Иван накинул мне через плечо тонкую перевязь, тоже под цвет костюма, закрепил ножны и отступил на шаг.

— Ну, — сказал он с сомнением, — вот так. Теперь видно человека благородного сословия. А то могут перепутать с купцом каким, а то и, прости Господи, приказчиком или кучером!

Хозяин сказал подчеркнуто почтительно:

— Да-да, ваше благородие, теперь сразу видно, вам палец в рот не клади.

Я кисло улыбнулся, что-то совсем не почтение слышу в голосе торговца, совсем не почтение.

Ивана я высадил у гостиницы, пусть проверяет вещи и трясётся над мешком с монетами, а я назвал извозчику новый адрес, и тот послал коней лёгкой рысью по левой стороне улицы.

Если Москва — это матушка Расея, то Петербург это наполовину Германия, а вторая половина Франция, Голландия и прочая Европа, но смесь едва заметна, всё-таки Европа достаточно однородна, архитектура практически идентична, так что я доехал по указанному адресу, нигде ни к чему не прицепившись, всё достаточно выверено и строго.

Извозчик натянул поводья, я расплатился и соскочил на выложенную ровным булыжником улицу.

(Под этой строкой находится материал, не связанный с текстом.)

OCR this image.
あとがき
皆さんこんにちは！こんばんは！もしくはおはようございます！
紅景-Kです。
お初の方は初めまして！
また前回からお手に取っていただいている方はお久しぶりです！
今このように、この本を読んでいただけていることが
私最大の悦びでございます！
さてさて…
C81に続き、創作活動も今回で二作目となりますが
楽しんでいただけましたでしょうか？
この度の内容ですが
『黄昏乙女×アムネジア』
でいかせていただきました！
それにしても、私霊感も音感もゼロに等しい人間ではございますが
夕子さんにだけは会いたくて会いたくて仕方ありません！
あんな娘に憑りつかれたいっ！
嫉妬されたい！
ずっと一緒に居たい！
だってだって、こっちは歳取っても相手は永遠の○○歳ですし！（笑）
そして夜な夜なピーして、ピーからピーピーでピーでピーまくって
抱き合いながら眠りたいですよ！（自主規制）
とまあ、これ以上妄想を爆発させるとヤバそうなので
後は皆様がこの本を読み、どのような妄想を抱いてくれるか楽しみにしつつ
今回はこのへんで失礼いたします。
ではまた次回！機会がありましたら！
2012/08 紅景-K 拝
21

На той стороне, сразу за рядом декоративных деревьев и ухоженным непривычно широким тротуаром возвышается массивный трехэтажный особняк, на стенах много лепнины, у парадного входа толстые колонны, а над окнами гранитные козырьки в виде не то змей, не то драконов.

К парадному входу пять широких ступеней, массивная металлическая дверь вся в завитушках, аллегорических фигурах, но видно и то, что такую не выбьешь одним-двумя ядрами из пушки.

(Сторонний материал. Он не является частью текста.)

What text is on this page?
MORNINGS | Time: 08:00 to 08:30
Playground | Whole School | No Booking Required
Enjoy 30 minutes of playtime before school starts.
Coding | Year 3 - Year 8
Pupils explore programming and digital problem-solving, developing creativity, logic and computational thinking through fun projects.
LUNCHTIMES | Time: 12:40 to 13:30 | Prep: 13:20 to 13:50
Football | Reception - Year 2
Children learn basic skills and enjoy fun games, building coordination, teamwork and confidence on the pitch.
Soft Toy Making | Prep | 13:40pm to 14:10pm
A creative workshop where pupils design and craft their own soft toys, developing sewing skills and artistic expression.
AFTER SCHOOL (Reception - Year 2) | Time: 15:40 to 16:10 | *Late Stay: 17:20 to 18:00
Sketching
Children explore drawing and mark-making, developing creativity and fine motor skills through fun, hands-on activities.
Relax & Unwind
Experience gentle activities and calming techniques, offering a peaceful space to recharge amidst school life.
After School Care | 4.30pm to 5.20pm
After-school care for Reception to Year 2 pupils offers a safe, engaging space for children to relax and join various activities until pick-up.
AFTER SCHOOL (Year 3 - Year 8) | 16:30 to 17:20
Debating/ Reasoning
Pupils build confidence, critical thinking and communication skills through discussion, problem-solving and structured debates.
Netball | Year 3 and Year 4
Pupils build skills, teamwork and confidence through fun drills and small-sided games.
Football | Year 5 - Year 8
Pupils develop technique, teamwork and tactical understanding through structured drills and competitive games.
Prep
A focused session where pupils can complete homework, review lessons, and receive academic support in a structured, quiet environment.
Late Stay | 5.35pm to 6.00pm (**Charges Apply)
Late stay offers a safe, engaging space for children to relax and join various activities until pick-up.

Я быстро вбежал по ступенькам, ухватился за толстое кольцо и несколько раз простучал по металлический подкладке.

На стук никто моментально не выскочил, я постучал снова, громче и нетерпеливее. Наконец появился массивный мужик в богатой и пышной ливрее, словно гвардеец на страже Папской Канцелярии Ватикана, окинул меня хмурым взглядом.

— Что вам нужно?

— Письмо Кириллу Афанасьевичу!

Он поморщился, протянул руку.

— Чего? — спросил я. — За рукопожатие беру золотой. За похлопывание по плечу — два.

Он повысил голос.

— Давай письмо, дубина.

— От дуба слышу, — ответил я — Ещё и зеленого. Велено передать лично.

Он поморщился снова, сказал резко:

— От кого?

— От Вадбольского Василия Игнатьевича, — сказал я и повторил: — Вадбольскому Кириллу Афанасьевичу. Ну что, могу повернуться и уйти. Скажу, что ты, дурак ряженый, не пустил. Хочешь?

Он скривился так, что скрипнули зубы, отступил на шаг и распахнул дверь.

— Заходи. Но если что-то не так, с огромным удовольствием переломаю тебе кости и вышвырну на улицу под колеса сраных повозок.

— Какой ты добрый, — сказал я. — Родовая травма, да?

Он нахмурился, а я прошёл в дверь, постаравшись пихнуть его плечом. А что, с волками жить по-волчьи петь.